105 It is trite that a plaintiff who has been injured by the conduct of another will be awarded such a sum of money as will, as nearly as possible, put him in the same position as if he had not sustained the injuries: Todorovic and Another v Waller (1981) 150 CLR 402; [1981] HCA 72 (Gibbs CJ and Wilson J).
106 It is likely that the parties' assessments of the personal injury claims would have been discounted to take account of the risk that the claims would not succeed. The defendants' defences point to difficulties in some of the allegations of assault. They defended the claims on the basis, amongst others, that Mr Shephard's actions in interfering with Chiquita's irrigation system were in defiance of a court injunction, that Chiquita had the benefit of an easement over Mr Shephard's property and that it was entitled to protect its property from damage at Mr Shephard's hands and from his interference, provided it used reasonable force. The defendants denied the allegations of assault and in relation to some of the incidents they corroborated each other's accounts. However, some of the assault claims would have been an oath on oath contest between Mr Shephard and a defendant, for example Mr Shephard's allegations that on two occasions Mr Gourlay drove his vehicle at him on a public thoroughfare. If it were established that Mr Gourlay had done so, there could be no defence to that claim.
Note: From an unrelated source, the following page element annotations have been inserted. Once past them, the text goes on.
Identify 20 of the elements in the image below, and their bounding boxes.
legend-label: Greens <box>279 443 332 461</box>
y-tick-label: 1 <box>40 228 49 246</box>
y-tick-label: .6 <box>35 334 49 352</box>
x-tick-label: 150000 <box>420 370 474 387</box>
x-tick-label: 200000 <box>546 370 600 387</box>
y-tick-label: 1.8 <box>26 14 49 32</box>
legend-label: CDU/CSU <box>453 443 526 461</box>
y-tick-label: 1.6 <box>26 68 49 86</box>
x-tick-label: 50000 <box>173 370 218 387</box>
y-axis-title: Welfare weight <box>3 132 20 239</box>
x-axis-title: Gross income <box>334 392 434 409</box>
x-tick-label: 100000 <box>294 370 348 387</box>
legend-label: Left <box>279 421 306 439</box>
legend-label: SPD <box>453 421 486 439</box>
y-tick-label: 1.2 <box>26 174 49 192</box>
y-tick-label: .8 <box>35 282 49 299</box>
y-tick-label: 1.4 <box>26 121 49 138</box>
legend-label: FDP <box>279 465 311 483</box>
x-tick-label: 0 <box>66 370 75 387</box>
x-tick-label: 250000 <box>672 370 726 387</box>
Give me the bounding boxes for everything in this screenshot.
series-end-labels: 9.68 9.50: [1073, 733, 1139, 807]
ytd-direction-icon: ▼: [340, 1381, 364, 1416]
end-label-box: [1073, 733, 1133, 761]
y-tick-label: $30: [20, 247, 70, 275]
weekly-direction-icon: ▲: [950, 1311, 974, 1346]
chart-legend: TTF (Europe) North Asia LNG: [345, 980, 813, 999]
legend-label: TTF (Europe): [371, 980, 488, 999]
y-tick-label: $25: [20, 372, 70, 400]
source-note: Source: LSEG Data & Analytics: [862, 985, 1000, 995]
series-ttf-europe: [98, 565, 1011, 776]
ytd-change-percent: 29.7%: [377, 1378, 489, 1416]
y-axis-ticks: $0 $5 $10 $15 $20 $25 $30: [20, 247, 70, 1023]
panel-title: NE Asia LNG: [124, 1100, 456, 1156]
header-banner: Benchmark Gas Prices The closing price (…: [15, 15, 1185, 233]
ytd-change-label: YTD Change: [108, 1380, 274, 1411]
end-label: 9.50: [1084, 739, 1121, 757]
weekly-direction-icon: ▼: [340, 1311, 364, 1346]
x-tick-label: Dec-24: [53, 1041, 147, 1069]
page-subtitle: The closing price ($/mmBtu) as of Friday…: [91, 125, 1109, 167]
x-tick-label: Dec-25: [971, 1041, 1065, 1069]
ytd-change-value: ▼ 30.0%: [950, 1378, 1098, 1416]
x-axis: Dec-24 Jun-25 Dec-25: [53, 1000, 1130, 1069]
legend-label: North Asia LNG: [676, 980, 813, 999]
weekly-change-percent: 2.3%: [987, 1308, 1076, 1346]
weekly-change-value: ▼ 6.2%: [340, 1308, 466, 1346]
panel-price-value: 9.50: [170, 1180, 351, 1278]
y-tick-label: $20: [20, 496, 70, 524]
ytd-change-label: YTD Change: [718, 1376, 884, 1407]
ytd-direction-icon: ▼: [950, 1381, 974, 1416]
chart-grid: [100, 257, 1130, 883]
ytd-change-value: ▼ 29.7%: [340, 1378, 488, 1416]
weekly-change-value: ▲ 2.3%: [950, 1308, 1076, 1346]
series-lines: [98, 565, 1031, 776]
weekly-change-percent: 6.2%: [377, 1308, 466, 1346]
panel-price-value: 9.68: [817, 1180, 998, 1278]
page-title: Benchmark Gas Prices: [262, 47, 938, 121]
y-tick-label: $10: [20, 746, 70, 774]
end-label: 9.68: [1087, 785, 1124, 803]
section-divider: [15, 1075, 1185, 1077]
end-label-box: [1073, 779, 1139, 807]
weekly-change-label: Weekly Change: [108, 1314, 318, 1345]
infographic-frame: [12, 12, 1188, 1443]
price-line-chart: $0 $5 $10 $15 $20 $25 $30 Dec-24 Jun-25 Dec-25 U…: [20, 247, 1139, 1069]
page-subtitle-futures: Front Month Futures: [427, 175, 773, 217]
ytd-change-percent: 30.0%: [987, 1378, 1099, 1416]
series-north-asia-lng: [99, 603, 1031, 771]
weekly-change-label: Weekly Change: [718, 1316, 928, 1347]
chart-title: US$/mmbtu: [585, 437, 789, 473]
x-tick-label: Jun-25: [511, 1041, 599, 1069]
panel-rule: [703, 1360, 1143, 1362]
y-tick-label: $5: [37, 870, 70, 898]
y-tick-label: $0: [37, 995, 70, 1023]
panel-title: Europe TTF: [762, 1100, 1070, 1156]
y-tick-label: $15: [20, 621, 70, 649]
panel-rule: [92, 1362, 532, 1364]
107 It is significant that the pleadings, Mr Shephard's position paper for the mediation, and his QC's email advice show that the proceedings primarily concerned his property-based claims, and that in their position paper the defendants took the position that the nub of the proceedings was the property-based claims, and that the assault claims were minor in quantum and weak on liability.
108 While there is little doubt in my mind that some of the Settlement Sum related to Mr Shephard's personal injury claim, there is no precise evidence of the apportionment of damages between the personal and the property-based claims in the proceedings. The task involves a degree of speculation, but taking into account the matters I have canvassed in my view the parties would have put the personal injury component of the Settlement Sum at about $15,000. This represents the best estimate I can make of the parties' assessment of general damages for pain and suffering in respect of nine alleged assaults over six years, which occasioned minor and impermanent physical injuries and some distress and upset, taking into account risks on liability.